Déchirure de l’épaule : où se situe-t’elle ?

« La déchirure de l’épaule est complexe car elle se situe à un carrefour où il y a des muscles, des tendons, précise le Dr Bacquaert. Le muscle touché est le long biceps, appelé aussi ‘muscle Popeye’. Mais la coiffe des rotateurs peut être touchée lors d’un geste de type ‘lancer’. »

Déchirure de l’épaule : qu’est-ce qui la provoque ?

« La déchirure du muscle de l’épaule peut survenir lors d’une traction ou lorsqu’on fait des pompes, par exemple, énumère le médecin du sport. Mais à partir d’un certain âge, on peut rompre son biceps lors d’un effort de traction ou de poussée, en raison d’une certaine fatigue musculaires lors d’efforts un peu trop longs. » Comme toute déchirure musculaire, elle est douloureuse.

La déchirure musculaire de l’épaule provoque un gonflement ou forme comme une boule, d’où son appellation ‘Popeye’.

Déchirure intercostale de l’épaule : quels examens ?

L’examen clinique repose sur l’inspection et la palpation du muscle atteint avec un examen comparatif de l’autre côté, afin de vérifier s’il y a une rétraction, la présence d’un hématome, d’une impotence fonctionnelle.

« Une échographie peut être nécessaire pour confirmer le diagnostic, voire une IRM ou un arthroscanner afin de s’assurer qu’il n’a pas d’arrachement tendineux ou osseux, précise le Dr Bacquaert. Ensuite, il est important de se reposer, ce qui évitera d’effectuer des mouvements risquant de réveiller la douleur. « La durée du repos est de 15 à 30 jours, et jusqu’à 2 mois en cas de rupture », précise le médecin. Si la douleur est importante, la prise d’antalgiques peut être nécessaire.

Attention ! « La déchirure d’un muscle de l’épaule doit être traitée avec beaucoup de sérieux car le risque est que cette blessure musculaire évolue vers ce que l’on appelle l’épaule gelée, avec une impotence fonctionnelle qui pourra durer plus de six mois », alerte le médecin du sport.

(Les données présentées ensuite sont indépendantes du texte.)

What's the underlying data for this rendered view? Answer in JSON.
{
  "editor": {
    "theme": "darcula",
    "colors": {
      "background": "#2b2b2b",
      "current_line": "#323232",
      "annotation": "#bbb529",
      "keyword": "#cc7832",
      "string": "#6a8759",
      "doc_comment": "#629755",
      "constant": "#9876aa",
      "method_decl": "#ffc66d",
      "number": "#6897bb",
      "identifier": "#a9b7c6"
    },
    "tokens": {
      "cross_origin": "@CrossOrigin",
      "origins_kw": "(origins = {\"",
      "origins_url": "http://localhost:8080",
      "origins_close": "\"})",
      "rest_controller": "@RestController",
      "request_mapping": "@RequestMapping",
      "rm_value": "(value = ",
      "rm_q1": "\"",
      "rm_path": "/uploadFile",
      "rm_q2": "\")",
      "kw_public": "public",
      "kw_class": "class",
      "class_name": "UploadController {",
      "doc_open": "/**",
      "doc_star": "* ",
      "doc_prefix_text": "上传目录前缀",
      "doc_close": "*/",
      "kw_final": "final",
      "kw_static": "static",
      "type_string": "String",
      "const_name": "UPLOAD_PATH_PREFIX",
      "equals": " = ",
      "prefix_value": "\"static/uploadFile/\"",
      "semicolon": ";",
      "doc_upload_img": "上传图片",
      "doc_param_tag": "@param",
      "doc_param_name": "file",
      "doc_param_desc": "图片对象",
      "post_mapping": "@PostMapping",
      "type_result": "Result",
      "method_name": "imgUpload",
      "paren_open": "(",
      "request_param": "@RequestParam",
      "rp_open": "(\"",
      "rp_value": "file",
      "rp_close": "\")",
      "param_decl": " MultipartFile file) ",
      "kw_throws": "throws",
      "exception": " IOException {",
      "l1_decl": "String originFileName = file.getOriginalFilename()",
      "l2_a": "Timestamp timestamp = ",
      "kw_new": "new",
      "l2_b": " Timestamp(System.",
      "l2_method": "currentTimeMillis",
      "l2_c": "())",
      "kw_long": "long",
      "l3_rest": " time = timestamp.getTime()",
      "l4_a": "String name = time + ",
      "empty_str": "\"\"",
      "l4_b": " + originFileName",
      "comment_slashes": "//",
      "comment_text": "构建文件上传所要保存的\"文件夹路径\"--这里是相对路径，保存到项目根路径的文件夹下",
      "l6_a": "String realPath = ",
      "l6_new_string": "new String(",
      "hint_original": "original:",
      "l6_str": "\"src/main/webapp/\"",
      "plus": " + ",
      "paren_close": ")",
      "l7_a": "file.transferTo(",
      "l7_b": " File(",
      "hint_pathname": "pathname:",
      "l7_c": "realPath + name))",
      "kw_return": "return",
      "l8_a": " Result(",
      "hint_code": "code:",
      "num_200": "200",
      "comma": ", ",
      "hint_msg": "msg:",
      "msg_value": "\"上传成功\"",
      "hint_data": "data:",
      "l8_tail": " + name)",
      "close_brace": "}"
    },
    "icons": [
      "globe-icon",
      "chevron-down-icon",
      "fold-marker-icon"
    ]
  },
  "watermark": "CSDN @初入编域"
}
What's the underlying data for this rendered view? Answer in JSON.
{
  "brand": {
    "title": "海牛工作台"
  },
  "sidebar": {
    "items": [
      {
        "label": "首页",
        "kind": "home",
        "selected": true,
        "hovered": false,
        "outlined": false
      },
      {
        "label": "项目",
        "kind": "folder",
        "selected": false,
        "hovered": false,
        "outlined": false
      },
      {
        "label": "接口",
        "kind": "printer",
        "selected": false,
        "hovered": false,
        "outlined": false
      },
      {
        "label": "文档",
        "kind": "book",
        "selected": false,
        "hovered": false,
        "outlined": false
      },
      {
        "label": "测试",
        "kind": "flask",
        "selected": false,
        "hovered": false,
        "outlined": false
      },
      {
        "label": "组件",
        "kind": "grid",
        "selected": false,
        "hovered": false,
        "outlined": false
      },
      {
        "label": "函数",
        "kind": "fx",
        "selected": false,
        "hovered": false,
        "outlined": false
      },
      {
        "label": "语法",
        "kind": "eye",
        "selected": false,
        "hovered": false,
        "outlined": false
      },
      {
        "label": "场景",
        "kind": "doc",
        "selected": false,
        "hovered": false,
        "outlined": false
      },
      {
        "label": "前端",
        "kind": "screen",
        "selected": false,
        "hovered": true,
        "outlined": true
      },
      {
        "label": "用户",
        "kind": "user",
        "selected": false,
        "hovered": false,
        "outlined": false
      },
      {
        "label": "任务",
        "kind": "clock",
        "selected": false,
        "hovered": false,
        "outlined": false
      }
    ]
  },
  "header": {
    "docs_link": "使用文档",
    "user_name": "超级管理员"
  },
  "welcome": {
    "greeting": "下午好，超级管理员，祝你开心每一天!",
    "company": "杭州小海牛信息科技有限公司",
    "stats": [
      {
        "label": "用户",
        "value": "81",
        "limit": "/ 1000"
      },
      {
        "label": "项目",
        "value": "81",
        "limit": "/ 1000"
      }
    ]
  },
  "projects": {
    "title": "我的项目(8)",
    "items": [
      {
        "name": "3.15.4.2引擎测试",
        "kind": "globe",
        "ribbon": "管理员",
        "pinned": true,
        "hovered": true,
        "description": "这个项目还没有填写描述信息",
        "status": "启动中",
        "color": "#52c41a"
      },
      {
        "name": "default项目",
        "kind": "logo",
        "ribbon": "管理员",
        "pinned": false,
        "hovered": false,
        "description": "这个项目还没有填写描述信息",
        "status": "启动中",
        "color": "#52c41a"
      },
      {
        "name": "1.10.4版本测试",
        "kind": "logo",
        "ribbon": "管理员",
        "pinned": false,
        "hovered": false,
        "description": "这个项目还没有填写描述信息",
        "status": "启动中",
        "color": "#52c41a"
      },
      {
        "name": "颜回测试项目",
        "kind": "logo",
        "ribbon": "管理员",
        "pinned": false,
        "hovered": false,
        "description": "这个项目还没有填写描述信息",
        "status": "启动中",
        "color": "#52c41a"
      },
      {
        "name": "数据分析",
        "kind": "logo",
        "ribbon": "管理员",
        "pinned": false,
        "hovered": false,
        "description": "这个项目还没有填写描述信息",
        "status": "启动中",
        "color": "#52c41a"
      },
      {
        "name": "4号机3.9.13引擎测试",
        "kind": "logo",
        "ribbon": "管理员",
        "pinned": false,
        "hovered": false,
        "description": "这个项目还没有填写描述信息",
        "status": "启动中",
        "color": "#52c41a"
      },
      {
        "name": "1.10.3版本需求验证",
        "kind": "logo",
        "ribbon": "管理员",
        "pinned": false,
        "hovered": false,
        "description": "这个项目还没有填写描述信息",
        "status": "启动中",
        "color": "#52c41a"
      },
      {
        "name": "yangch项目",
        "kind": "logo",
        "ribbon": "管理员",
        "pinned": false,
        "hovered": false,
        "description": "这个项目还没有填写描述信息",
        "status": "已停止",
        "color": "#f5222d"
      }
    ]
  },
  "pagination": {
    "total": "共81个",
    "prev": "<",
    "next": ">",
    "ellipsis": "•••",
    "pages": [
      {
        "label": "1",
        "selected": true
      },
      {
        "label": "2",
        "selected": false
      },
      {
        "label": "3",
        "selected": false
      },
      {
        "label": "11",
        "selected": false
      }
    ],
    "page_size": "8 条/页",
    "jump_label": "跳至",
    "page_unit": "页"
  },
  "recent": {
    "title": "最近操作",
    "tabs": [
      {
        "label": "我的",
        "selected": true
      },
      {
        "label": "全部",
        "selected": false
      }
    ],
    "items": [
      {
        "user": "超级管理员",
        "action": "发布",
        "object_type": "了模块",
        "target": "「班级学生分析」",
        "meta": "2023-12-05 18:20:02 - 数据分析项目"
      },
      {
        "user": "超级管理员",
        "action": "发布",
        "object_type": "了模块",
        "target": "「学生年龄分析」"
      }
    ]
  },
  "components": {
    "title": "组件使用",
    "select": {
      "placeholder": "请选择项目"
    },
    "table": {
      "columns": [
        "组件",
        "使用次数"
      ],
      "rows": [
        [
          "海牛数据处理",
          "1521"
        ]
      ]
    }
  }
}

Comme pour toute déchirure musculaire, il est important d’agir vite. Que faire sur l’instant ? « La prise en charge repose sur l’arrêt immédiat de l’activité, sur la pose de glace sur le muscle touché et sur le repos, détaille le médecin du sport. Et surtout, on ne masse pas et on n’applique pas de chaleur. Ces gestes aggravent la lésion et font saigner les fibres musculaires ».

Au niveau de l’épaule, l’immobilisation doit être réalisée sous surveillance médicale stricte afin d’éviter la survenue de complications.